Gecenin Karası

4.2K 358 42
                                    

Lojman tuvaletinde kusarken ensesinden akan yer ,pencereden esen rüzgarla ürperiyordu.
Buralar kasabanın ücrasında kalan bir noktadaydı.
Ordunun belirlediği evler tekdüze ve kendi halinde yer alıyordu.
Rıdvan daha evvelinde bu taraflara hiç gelmemişti.
Şuan şuursuz ve allak bullak bilinciyle genizden kusarken her şey hayal meyal idi.
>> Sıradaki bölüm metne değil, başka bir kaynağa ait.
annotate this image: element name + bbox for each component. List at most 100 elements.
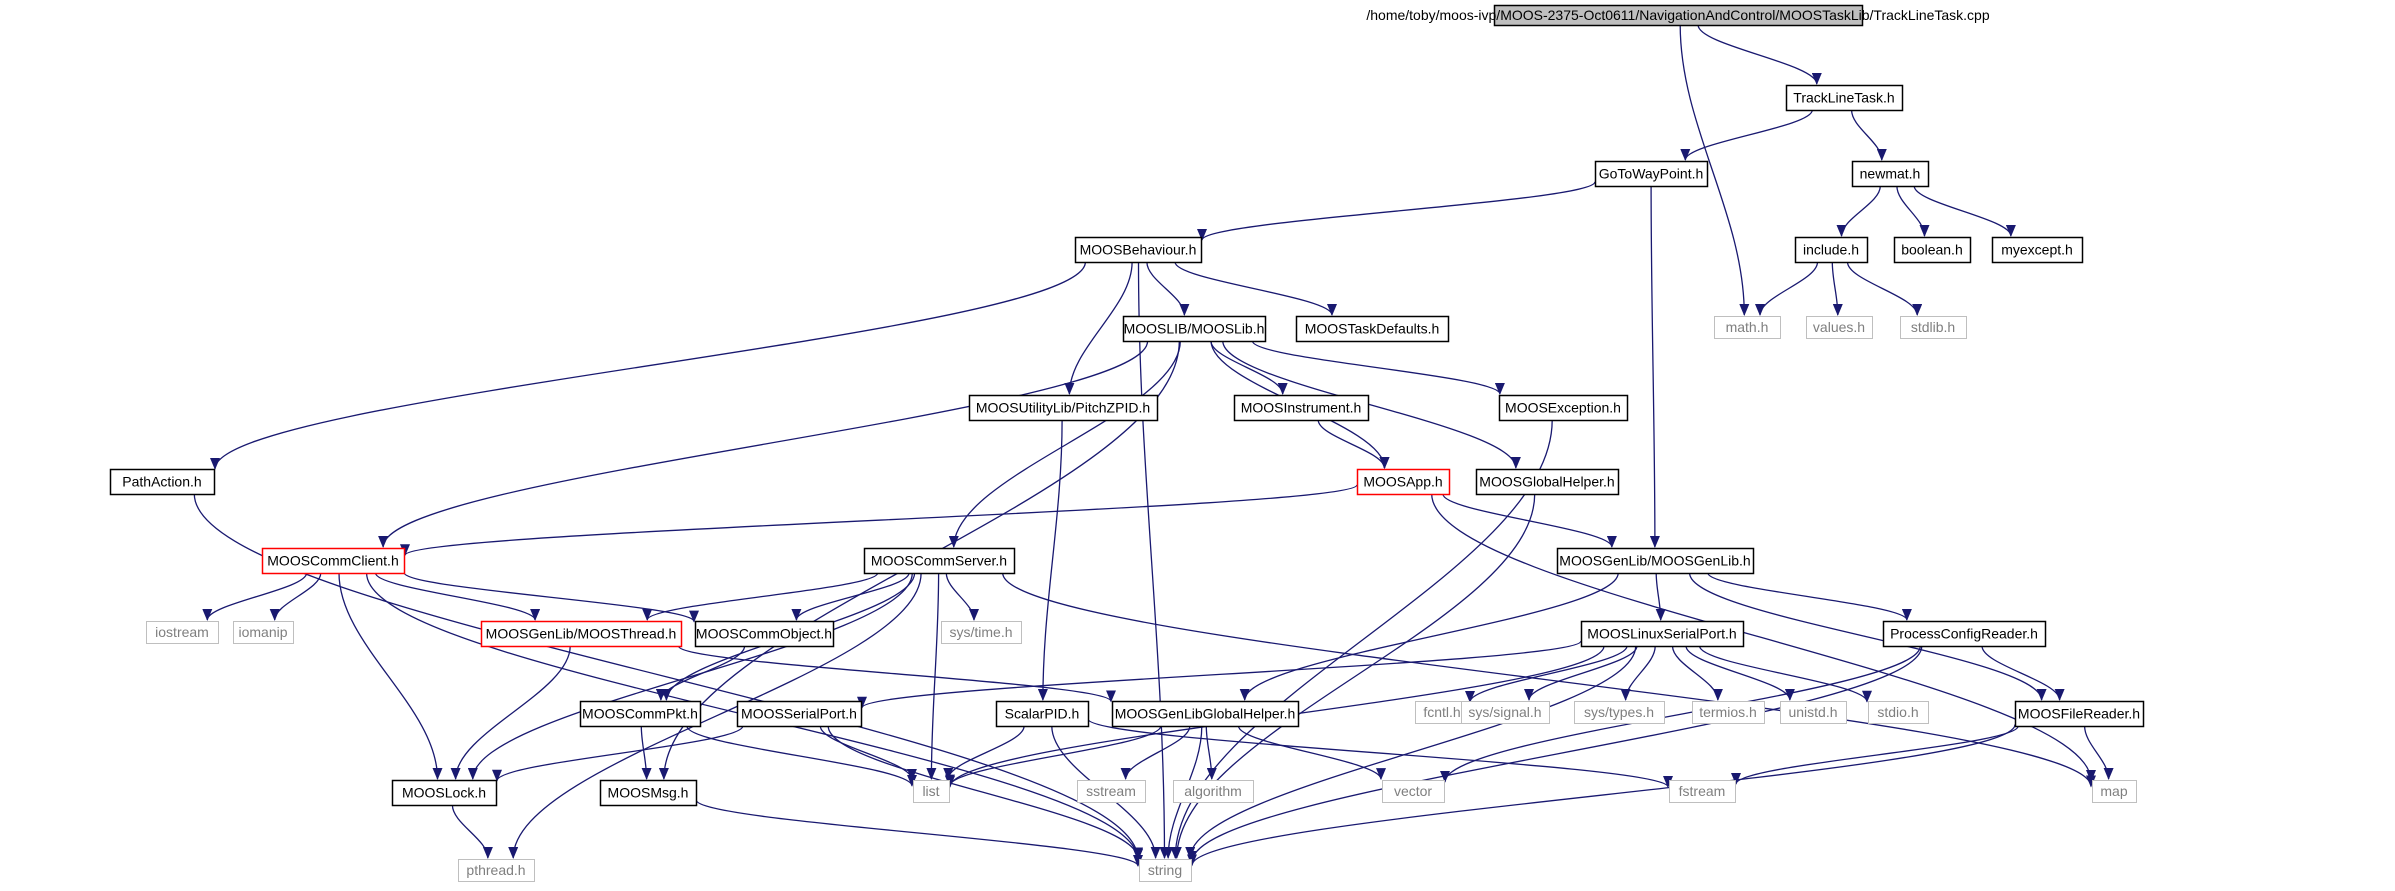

Geçen akşam üzeri Mirza ile içkiyi,hapı ve erekte edici performansı arttırıcıları o denli yoğun kullanmışlardı ki midesi de böbrekleri de duruma isyan ediyordu.
Karaciğeri ise kaderine lanet edecek biçimde çalışmayı bırakmıştı.
Buz gibi soğuğun zifiri gecesinde Komutan Oktay hiç bir şey olmamış gibi buyurmuştu.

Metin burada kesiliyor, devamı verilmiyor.